Let’s start telling the government that the Constitution gives rights only to “persons,” not groups – with the amendments passed long ago there are no group rights in the Constitution. In fact the Constitution expressly forbids them. Perhaps the courts could have handled this more wisely, but we don’t have to continue down this path carving out this ethnic group and that; this native American tribe, that Albanian group or South American Indian group, Eskimos, Inuits, Pacific Islander group; polygamists, gays, transgenders, or whatever asking to be on the “approved” list of people especially deserving of official discrimination. It’s ripping the country apart.
So now, we even see “reverse discrimination.” We have reached the state where, since it is illegal to discriminate against anyone because of their ethnic background we are, in fact, required to do so in order to achieve the result mandated! So people not on the approved list of officially deserving the benefits of discrimination apparently can be discriminated against. Wow! It’s all so confusing.
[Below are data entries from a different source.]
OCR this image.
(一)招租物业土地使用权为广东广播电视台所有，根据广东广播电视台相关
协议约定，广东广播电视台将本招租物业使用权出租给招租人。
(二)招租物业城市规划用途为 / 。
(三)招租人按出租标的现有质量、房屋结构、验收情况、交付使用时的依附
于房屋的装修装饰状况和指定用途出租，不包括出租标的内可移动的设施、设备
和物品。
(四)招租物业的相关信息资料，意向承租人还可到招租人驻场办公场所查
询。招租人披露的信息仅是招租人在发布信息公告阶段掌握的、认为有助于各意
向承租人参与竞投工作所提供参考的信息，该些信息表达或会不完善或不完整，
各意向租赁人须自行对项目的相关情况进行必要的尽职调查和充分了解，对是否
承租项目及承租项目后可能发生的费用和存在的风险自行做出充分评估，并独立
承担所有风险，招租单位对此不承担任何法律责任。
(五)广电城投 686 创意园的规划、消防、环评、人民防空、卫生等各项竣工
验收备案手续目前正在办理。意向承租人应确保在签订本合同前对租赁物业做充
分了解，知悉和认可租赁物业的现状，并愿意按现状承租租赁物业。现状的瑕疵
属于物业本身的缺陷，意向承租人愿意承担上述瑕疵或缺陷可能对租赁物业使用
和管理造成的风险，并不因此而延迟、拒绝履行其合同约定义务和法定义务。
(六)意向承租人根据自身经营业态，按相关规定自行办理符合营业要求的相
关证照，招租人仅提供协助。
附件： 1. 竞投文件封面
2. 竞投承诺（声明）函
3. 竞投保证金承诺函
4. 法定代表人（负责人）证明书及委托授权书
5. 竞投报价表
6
Why don’t we just hire the people best suited for the job, fire the ones who refuse to do it well, and forget the other stuff? Why should an otherwise undeserving person get points for having more melanin cells per square inch than other candidates?
What we will lose
If we continue down this road, I assure you the destination is not where any of us really want to go. We have already lost much freedom of choice in our culture; if we permit the government to continue to expand their regulatory activities over even more of our lives, we will have no freedoms at all. Our Declaration of Independence says that are given to us all by God, and therefore cannot be removed by governments. We have permitted our Politicians to divide and conquer us; but we can take back our rights and our dignity by refusing to go along with their stupid nostrums. We must elect government officials who respect our rights. We have to act responsibly and intelligently – it we don’t we end up with even more government rules. If a person of one color treats you badly because of your skin color, don’t make the mistake of assuming that all people of that color will do the same thing. People act as individuals, not as members of a group. Treat them that way.